Well, there are two exceptions to this question. X cannot be 0 or 1 because 0*0=0, and 1*1=1. No matter how many times you multiply 0 by itself, you will always get 0, and no matter how many times you multiply 1 by itself, you will always get 1. That's why the power of x will never change its value if x is 0 or 1. Now that we realize the two exceptions of 0 and 1 for x, x would have to be in one of two certain ranges: 0<x<1 or x>1.
If 0<x<1, then that would mean that x is a proper fraction when the numerator is smaller than the denominator (e.g. 5/6). Let's use the easiest fraction value for x, 1/2, and the easiest power of x, x^2. Plug in the value of x, and you will get x^2=(1/2)^2. This will multiply the fraction of 1/2 twice by itself: (1/2)*(1/2). Now, since any number times 1 is that number, (1/2)*1=1/2 so that 1/2 remains the same. So if the second term is less than 1, it will make the first term smaller than itself as (1/2)*(1/2)=1/4. Therefore, the power of x will decrease its value if 0<x<1.
If x>1, then x would have to be anything beyond the whole number of 1 in any of the following forms: improper fraction (e.g. 3/2 because the numerator is greater than the denominator), mixed number (e.g. 1 1/2), decimal (e.g. 1.01 with at least one non-zero digit on each side of the decimal point), or whole number (e.g. 2). Let's try using for a value of x a decimal number of 1.1 as one of those forms. Plug in the value of x, and you will get x^2=(1.1)^2. This will multiply the fraction of 1.1 twice by itself: (1.1)*(1.1). Now, since any number times 1 is that number, (1.1)*1=1.1 so that 1.1 remains the same.
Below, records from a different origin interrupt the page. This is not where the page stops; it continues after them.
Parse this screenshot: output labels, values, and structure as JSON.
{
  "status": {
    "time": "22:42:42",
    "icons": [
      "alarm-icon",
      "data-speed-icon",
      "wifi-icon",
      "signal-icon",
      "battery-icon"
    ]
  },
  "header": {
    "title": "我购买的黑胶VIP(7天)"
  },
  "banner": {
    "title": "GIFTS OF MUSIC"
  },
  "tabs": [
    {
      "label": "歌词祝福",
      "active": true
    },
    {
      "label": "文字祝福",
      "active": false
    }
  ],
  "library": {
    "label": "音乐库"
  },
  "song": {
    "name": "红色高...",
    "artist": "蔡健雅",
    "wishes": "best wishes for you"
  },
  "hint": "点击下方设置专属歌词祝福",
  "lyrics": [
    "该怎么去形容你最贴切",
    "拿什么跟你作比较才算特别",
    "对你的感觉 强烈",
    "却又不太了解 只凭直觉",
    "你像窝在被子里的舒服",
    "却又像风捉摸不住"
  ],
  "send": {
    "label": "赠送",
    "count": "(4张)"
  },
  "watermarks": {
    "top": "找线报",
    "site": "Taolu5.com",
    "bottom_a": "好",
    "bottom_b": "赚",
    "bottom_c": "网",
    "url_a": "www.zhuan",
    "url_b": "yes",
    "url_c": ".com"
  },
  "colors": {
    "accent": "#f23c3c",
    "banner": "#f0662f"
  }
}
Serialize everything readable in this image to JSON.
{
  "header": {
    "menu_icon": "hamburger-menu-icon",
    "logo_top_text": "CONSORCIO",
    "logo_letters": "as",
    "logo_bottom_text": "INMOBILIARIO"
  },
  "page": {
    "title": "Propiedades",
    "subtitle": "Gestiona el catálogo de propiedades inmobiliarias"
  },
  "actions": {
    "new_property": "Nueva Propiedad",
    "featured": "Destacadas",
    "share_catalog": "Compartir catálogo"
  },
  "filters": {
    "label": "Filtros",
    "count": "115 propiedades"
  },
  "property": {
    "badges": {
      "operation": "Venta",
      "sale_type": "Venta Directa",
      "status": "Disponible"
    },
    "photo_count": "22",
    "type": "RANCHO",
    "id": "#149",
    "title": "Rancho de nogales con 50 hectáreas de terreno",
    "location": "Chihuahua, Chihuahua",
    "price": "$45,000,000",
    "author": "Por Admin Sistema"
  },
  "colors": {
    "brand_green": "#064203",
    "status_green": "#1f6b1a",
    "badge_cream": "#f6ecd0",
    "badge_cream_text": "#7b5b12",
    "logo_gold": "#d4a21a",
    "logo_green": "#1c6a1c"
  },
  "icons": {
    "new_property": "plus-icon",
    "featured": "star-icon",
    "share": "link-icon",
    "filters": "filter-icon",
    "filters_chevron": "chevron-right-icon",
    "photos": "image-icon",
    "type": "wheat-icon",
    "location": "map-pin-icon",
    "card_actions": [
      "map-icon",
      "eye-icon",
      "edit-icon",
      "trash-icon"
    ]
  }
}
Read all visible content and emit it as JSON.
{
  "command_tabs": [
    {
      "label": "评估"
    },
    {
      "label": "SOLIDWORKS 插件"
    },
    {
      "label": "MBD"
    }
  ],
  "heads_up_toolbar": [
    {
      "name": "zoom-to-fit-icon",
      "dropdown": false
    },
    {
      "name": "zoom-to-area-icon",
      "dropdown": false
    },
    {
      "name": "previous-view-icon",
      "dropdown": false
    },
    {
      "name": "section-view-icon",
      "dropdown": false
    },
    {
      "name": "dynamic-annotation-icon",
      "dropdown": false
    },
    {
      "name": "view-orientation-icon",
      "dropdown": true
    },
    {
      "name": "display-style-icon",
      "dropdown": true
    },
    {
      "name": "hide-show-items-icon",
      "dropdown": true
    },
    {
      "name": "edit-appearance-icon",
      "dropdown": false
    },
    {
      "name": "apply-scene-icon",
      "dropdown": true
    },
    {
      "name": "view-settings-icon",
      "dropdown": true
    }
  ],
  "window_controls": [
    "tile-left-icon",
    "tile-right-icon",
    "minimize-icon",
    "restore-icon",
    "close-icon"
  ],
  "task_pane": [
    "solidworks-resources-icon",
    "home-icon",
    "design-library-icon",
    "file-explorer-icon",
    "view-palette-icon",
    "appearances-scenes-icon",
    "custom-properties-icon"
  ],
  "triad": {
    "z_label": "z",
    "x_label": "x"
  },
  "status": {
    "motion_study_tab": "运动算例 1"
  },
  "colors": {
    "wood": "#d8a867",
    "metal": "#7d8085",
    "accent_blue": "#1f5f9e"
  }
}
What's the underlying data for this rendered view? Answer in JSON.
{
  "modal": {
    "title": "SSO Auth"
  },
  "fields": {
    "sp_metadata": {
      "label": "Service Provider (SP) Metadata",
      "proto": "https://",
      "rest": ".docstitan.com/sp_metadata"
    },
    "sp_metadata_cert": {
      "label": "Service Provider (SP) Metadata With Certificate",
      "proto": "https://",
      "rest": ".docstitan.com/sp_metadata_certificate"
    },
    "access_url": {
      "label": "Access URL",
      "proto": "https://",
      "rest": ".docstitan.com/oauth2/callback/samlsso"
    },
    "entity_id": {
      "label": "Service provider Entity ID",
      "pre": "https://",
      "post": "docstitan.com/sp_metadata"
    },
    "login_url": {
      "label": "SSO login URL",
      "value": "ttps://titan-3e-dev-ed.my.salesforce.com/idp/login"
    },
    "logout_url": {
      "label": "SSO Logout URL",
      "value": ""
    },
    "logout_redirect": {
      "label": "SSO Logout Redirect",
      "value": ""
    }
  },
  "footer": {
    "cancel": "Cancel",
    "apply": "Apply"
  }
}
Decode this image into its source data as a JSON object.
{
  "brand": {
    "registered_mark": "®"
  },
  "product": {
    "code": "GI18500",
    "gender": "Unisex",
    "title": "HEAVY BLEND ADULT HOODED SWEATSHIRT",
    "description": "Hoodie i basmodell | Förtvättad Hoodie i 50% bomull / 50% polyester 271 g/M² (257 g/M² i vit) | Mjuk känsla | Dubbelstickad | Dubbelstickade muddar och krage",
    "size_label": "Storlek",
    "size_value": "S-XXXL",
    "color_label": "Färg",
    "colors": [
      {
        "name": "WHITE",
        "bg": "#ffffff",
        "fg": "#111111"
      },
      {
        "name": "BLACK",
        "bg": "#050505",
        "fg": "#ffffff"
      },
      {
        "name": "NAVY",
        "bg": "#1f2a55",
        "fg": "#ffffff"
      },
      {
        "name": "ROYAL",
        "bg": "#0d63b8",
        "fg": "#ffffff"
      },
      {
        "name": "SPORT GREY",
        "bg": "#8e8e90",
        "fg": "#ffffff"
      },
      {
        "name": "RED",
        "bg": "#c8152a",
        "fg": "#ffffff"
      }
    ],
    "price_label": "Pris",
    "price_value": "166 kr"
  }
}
So if the second term is greater than 1, it will make the first term larger than itself as (1.1)*(1.1)=1.21. Therefore, the power of x will increase its value if x>1.
In conclusion, the power of x will either increase or decrease its value as it depends on two specific ranges: 0<x<1 or x>1. If the value of x is in the former range, then the exponent will decrease its value, and the greater the exponent, the closer to 0 x will get. Otherwise, if the value of x is in the latter range, then the exponent will increase its value, and the higher the exponent, the higher the value of x. Otherwise, the value of x will always be 0 or 1 whichever one of these values it is. Consequently, x can be any value but 0 and 1 for its power to alter its value.